USGS Groundwater Information: Hydrogeophysics Branch
Publications > Briggs and others, 2015
Martin A. Briggs1, Frederick D. Day-Lewis1, Jay P. Zarnetske2, and Judson W. Harvey3
1 Office of Groundwater, Branch of Geophysics, U.S. Geological Survey, Storrs, Connecticut, USA
2 Department of Geological Sciences, Michigan State University, East Lansing, Michigan, USA,
3 National Research Program, U.S. Geological Survey, Reston, Virginia, USA
The authors of this work, and Kamini Singha of the Colorado School of Mines, are currently recruiting 2 PhD students to work on a 3 yr NSF-funded project to investigate streambed less-mobile porosity and associated redox microzones. One student will be based at Michigan State University with Jay Zarnetske, the other at the University of Connecticut with Martin Briggs and Fred Day-Lewis. The MSU student will focus on reactive nitrogen experimentation, while the UConn student will focus on geophysical evaluations, but there will inherently be much overlap and combined lab/field efforts. Interested potential students should contact Jay Zarnetske (email@example.com ) or Martin Briggs (firstname.lastname@example.org).
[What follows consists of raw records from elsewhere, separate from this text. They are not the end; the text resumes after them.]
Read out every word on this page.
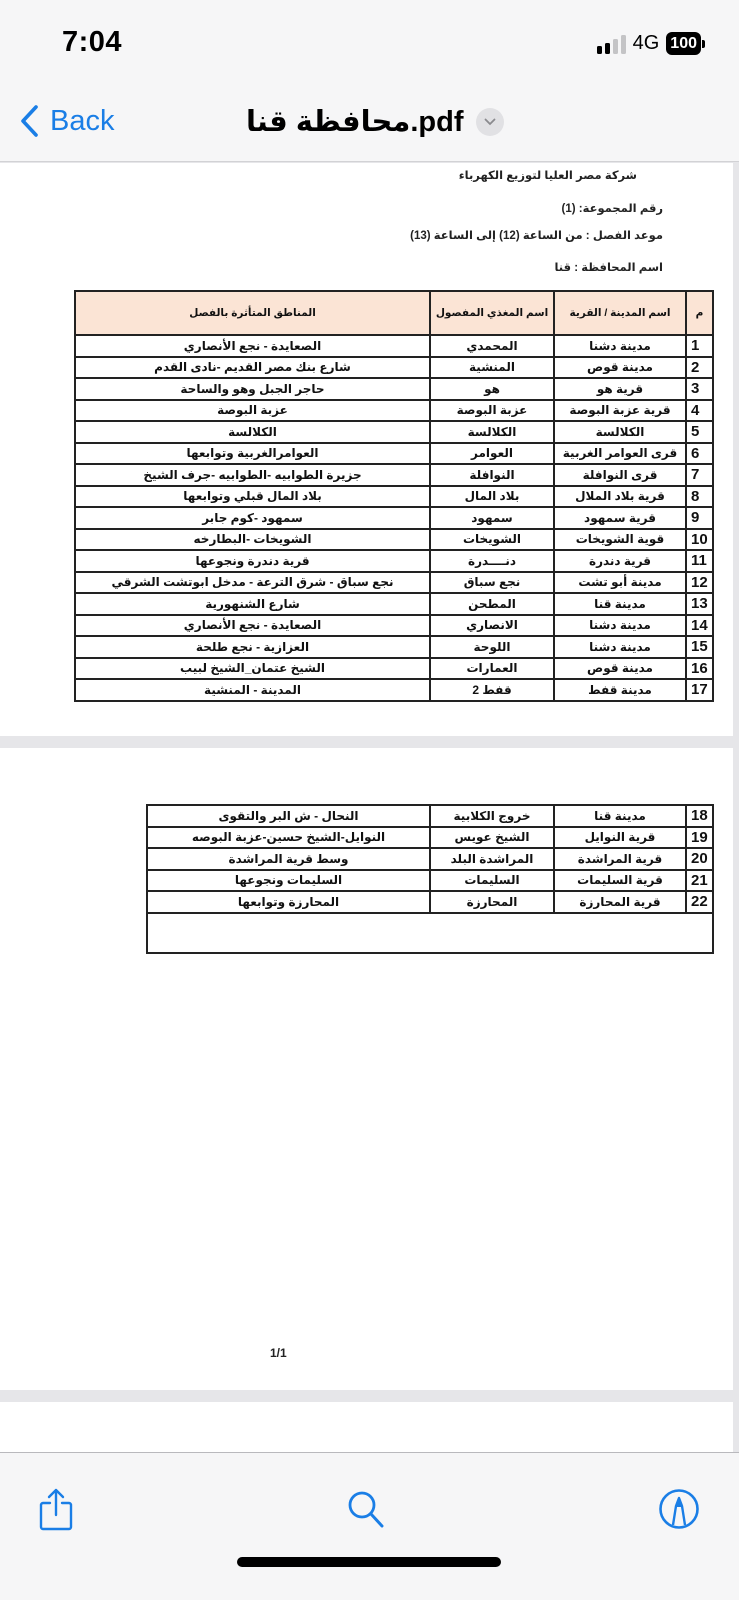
7:04	4G 100
Back	محافظة قنا.pdf
شركة مصر العليا لتوزيع الكهرباء
رقم المجموعة: (1)
موعد الفصل : من الساعة (12) إلى الساعة (13)
اسم المحافظة : قنا
م	اسم المدينة / القرية	اسم المغذي المفصول	المناطق المتأثرة بالفصل
1	مدينة دشنا	المحمدي	الصعايدة - نجع الأنصاري
2	مدينة قوص	المنشية	شارع بنك مصر القديم -نادى القدم
3	قرية هو	هو	حاجر الجبل وهو والساحة
4	قرية عزبة البوصة	عزبة البوصة	عزبة البوصة
5	الكلالسة	الكلالسة	الكلالسة
6	قرى العوامر الغربية	العوامر	العوامرالغربية وتوابعها
7	قرى النوافلة	النوافلة	جزيرة الطوابيه -الطوابيه -جرف الشيخ
8	قرية بلاد الملال	بلاد المال	بلاد المال قبلي وتوابعها
9	قرية سمهود	سمهود	سمهود -كوم جابر
10	قوية الشويخات	الشويخات	الشويخات -البطارخه
11	قرية دندرة	دنــــدرة	قرية دندرة ونجوعها
12	مدينة أبو تشت	نجع سباق	نجع سباق - شرق الترعة - مدخل ابوتشت الشرقي
13	مدينة قنا	المطحن	شارع الشنهورية
14	مدينة دشنا	الانصاري	الصعايدة - نجع الأنصاري
15	مدينة دشنا	اللوحة	العزازية - نجع طلحة
16	مدينة قوص	العمارات	الشيخ عتمان_الشيخ لبيب
17	مدينة قفط	قفط 2	المدينة - المنشية
18	مدينة قنا	خروج الكلابية	النحال - ش البر والتقوى
19	قرية النوايل	الشيخ عويس	النوايل-الشيخ حسين-عزبة البوصه
20	قرية المراشدة	المراشدة البلد	وسط قرية المراشدة
21	قرية السليمات	السليمات	السليمات ونجوعها
22	قرية المحارزة	المحارزة	المحارزة وتوابعها

1/1
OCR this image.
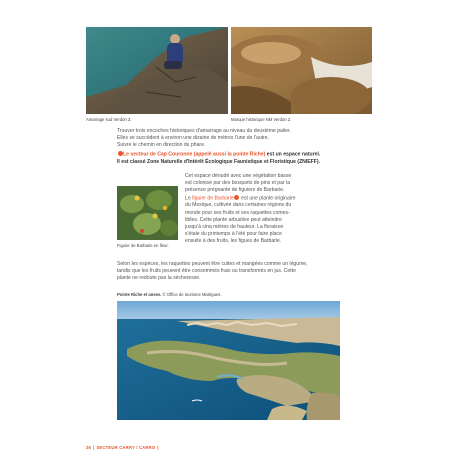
Amarrage sud Verdon 3.	Marque historique NM Verdon 2.

Trouver trois encoches historiques d'amarrage au niveau du deuxième palier.

Elles se succèdent à environ une dizaine de mètres l'une de l'autre.

Suivre le chemin en direction du phare.

Le secteur de Cap Couronne (appelé aussi la pointe Riche) est un espace naturel.

Il est classé Zone Naturelle d'Intérêt Écologique Faunistique et Floristique (ZNIEFF).

Figuier de Barbarie en fleur.

Cet espace dénudé avec une végétation basse

est colonisé par des bosquets de pins et par la

présence prégnante de figuiers de Barbarie.

Le figuier de Barbarie est une plante originaire

du Mexique, cultivée dans certaines régions du

monde pour ses fruits et ses raquettes comes-

tibles. Cette plante arbustive peut atteindre

jusqu'à cinq mètres de hauteur. La floraison

s'étale du printemps à l'été pour faire place

ensuite à des fruits, les figues de Barbarie.

Selon les espèces, les raquettes peuvent être cuites et mangées comme un légume,

tandis que les fruits peuvent être consommés frais ou transformés en jus. Cette

plante ne redoute pas la sécheresse.

Pointe Riche et anses. © Office de tourisme Martigues.
26 | SECTEUR CARRY / CARRO |
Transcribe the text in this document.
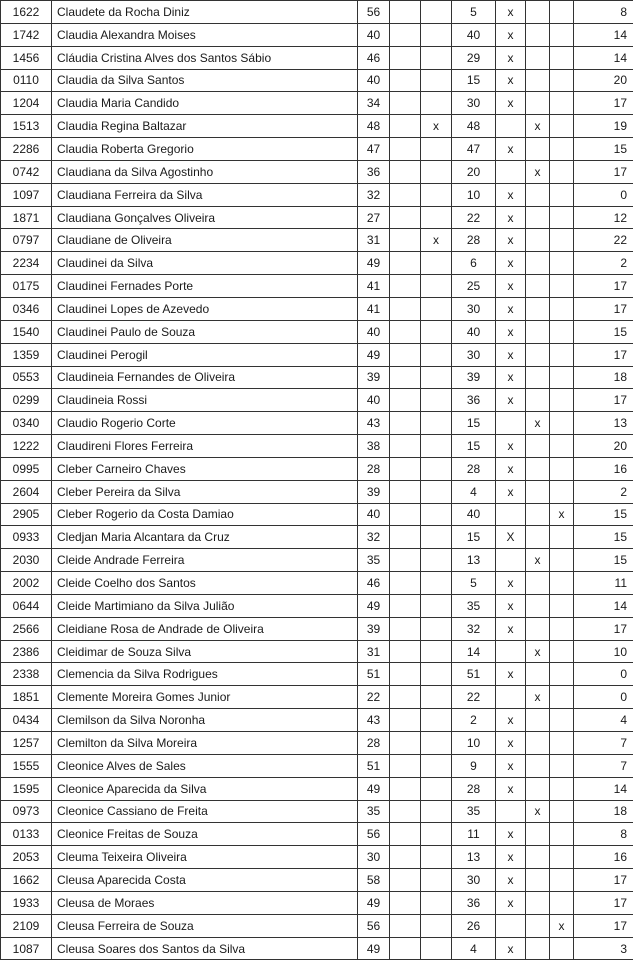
1622	Claudete da Rocha Diniz	56			5	x			8
1742	Claudia Alexandra Moises	40			40	x			14
1456	Cláudia Cristina Alves dos Santos Sábio	46			29	x			14
0110	Claudia da Silva Santos	40			15	x			20
1204	Claudia Maria Candido	34			30	x			17
1513	Claudia Regina Baltazar	48		x	48		x		19
2286	Claudia Roberta Gregorio	47			47	x			15
0742	Claudiana da Silva Agostinho	36			20		x		17
1097	Claudiana Ferreira da Silva	32			10	x			0
1871	Claudiana Gonçalves Oliveira	27			22	x			12
0797	Claudiane de Oliveira	31		x	28	x			22
2234	Claudinei da Silva	49			6	x			2
0175	Claudinei Fernades Porte	41			25	x			17
0346	Claudinei Lopes de Azevedo	41			30	x			17
1540	Claudinei Paulo de Souza	40			40	x			15
1359	Claudinei Perogil	49			30	x			17
0553	Claudineia Fernandes de Oliveira	39			39	x			18
0299	Claudineia Rossi	40			36	x			17
0340	Claudio Rogerio Corte	43			15		x		13
1222	Claudireni Flores Ferreira	38			15	x			20
0995	Cleber Carneiro Chaves	28			28	x			16
2604	Cleber Pereira da Silva	39			4	x			2
2905	Cleber Rogerio da Costa Damiao	40			40			x	15
0933	Cledjan Maria Alcantara da Cruz	32			15	X			15
2030	Cleide Andrade Ferreira	35			13		x		15
2002	Cleide Coelho dos Santos	46			5	x			11
0644	Cleide Martimiano da Silva Julião	49			35	x			14
2566	Cleidiane Rosa de Andrade de Oliveira	39			32	x			17
2386	Cleidimar de Souza Silva	31			14		x		10
2338	Clemencia da Silva Rodrigues	51			51	x			0
1851	Clemente Moreira Gomes Junior	22			22		x		0
0434	Clemilson da Silva Noronha	43			2	x			4
1257	Clemilton da Silva Moreira	28			10	x			7
1555	Cleonice Alves de Sales	51			9	x			7
1595	Cleonice Aparecida da Silva	49			28	x			14
0973	Cleonice Cassiano de Freita	35			35		x		18
0133	Cleonice Freitas de Souza	56			11	x			8
2053	Cleuma Teixeira Oliveira	30			13	x			16
1662	Cleusa Aparecida Costa	58			30	x			17
1933	Cleusa de Moraes	49			36	x			17
2109	Cleusa Ferreira de Souza	56			26			x	17
1087	Cleusa Soares dos Santos da Silva	49			4	x			3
Recent observations reveal a paradox of anaerobic respiration occurring in seemingly oxic-saturated sediments. Here we demonstrate a residence time-based explanation for this paradox. Specifically, we show how microzones favorable to anaerobic respiration processes (e.g., denitrification, metal reduction, and methanogenesis) can develop in the embedded less mobile porosity of bulk-oxic hyporheic zones. Anoxic microzones develop when transport time from the streambed to the pore center exceeds a characteristic uptake time of oxygen. A two-dimensional pore-network model was used to quantify how anoxic microzones develop across a range of hyporheic flow and oxygen uptake conditions. Two types of microzones develop: flow invariant and flow dependent. The former is stable across variable hydrologic conditions, whereas the formation and extent of the latter are sensitive to flow rate and orientation. Therefore, pore-scale residence time heterogeneity, which can now be evaluated in situ, offers a simple explanation for anaerobic signals occurring in oxic pore waters.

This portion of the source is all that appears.